Du selbst hast die App „Go To The T” entwickelt, die einem hilft, sein Squash-Spiel zu verbessern. Werden Trainer*innen in Zukunft überflüssig sein, da eine KI viel besser darin ist, all die Daten der Sportler*innen zu sammeln und zu verwerten?
Also, wenn ich eine*n Squash-Trainer*in durch die App ersetzen könnte, dann wäre er oder sie eine Null und hat es verdient. Gerade Trainer*innen vereinen verschiedene Rollen in sich: Vom gnadenlosen Schleifer über den allwissenden Mentor bis hin zur Schulter zum Ausheulen. Jede Rolle ist zutiefst menschlich. KI wird Trainer*innen, aktiven Sportler*innen und Freizeitsportler*innen als Werkzeug helfen, ihre Leistung – deutlich – zu steigern.
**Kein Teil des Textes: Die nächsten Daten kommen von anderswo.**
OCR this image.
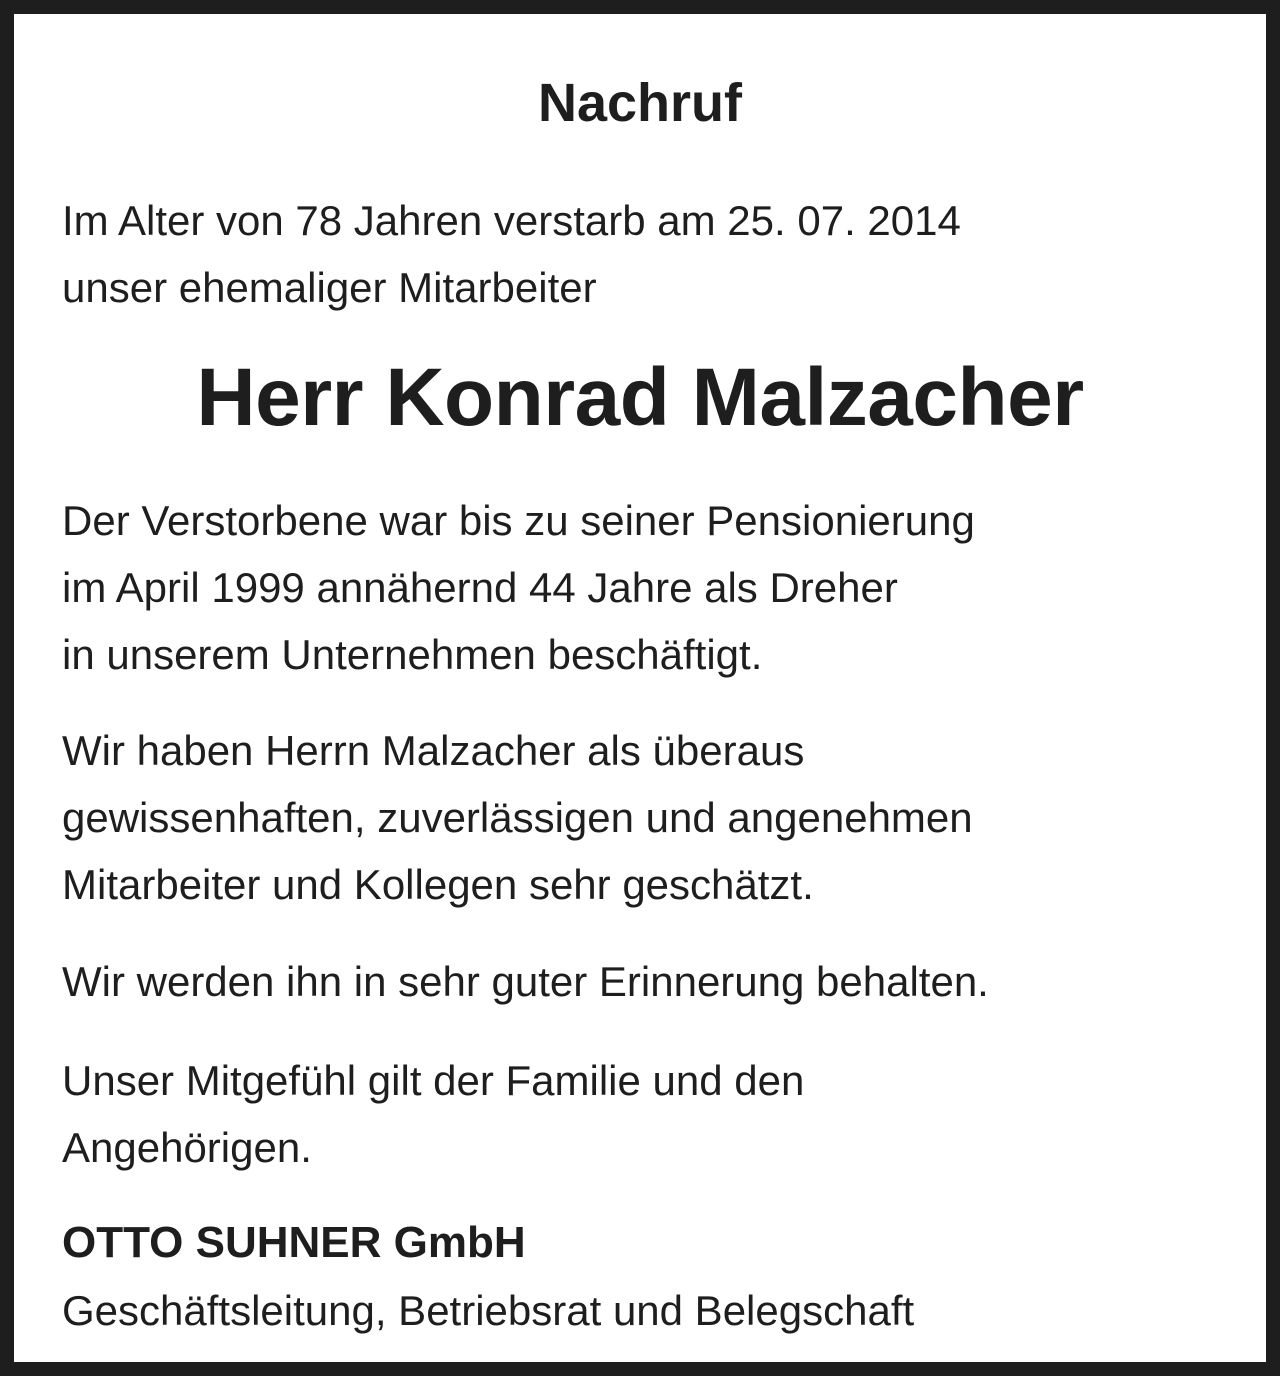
Nachruf

Im Alter von 78 Jahren verstarb am 25. 07. 2014

unser ehemaliger Mitarbeiter

Herr Konrad Malzacher

Der Verstorbene war bis zu seiner Pensionierung

im April 1999 annähernd 44 Jahre als Dreher

in unserem Unternehmen beschäftigt.

Wir haben Herrn Malzacher als überaus

gewissenhaften, zuverlässigen und angenehmen

Mitarbeiter und Kollegen sehr geschätzt.

Wir werden ihn in sehr guter Erinnerung behalten.

Unser Mitgefühl gilt der Familie und den

Angehörigen.

OTTO SUHNER GmbH

Geschäftsleitung, Betriebsrat und Belegschaft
Da stehen wir noch ganz an den Anfängen. Viele Profis in vielen Sportarten haben nicht einmal eine gesunde Datengrundlage, auf der sie ihr Training aufsetzen können. Aber KI wird auf sehr lange Zeit keinen Trainer ersetzen – ausser, der trainierende Sportler selbst ist ein abgedrehter KI-Nerd. ?
Zur Sparx-Episode mit Martin Luckow
Zur Person
Martin Luckow (*1960) ist promovierter Mathematiker sowie Informatiker und Transformation Architect bei Trivadis. Der Deutsche gilt als Kenner, Enthusiast und gleichzeitig Skeptiker im Bereich Artificial Intelligence. Erstere beiden Attribute und seine Liebe zum Squash haben ihn die App «Go To The T» entwickeln lassen, mit der Squash-Spieler ihr Training dank künstlicher Intelligenz effizienter gestalten können.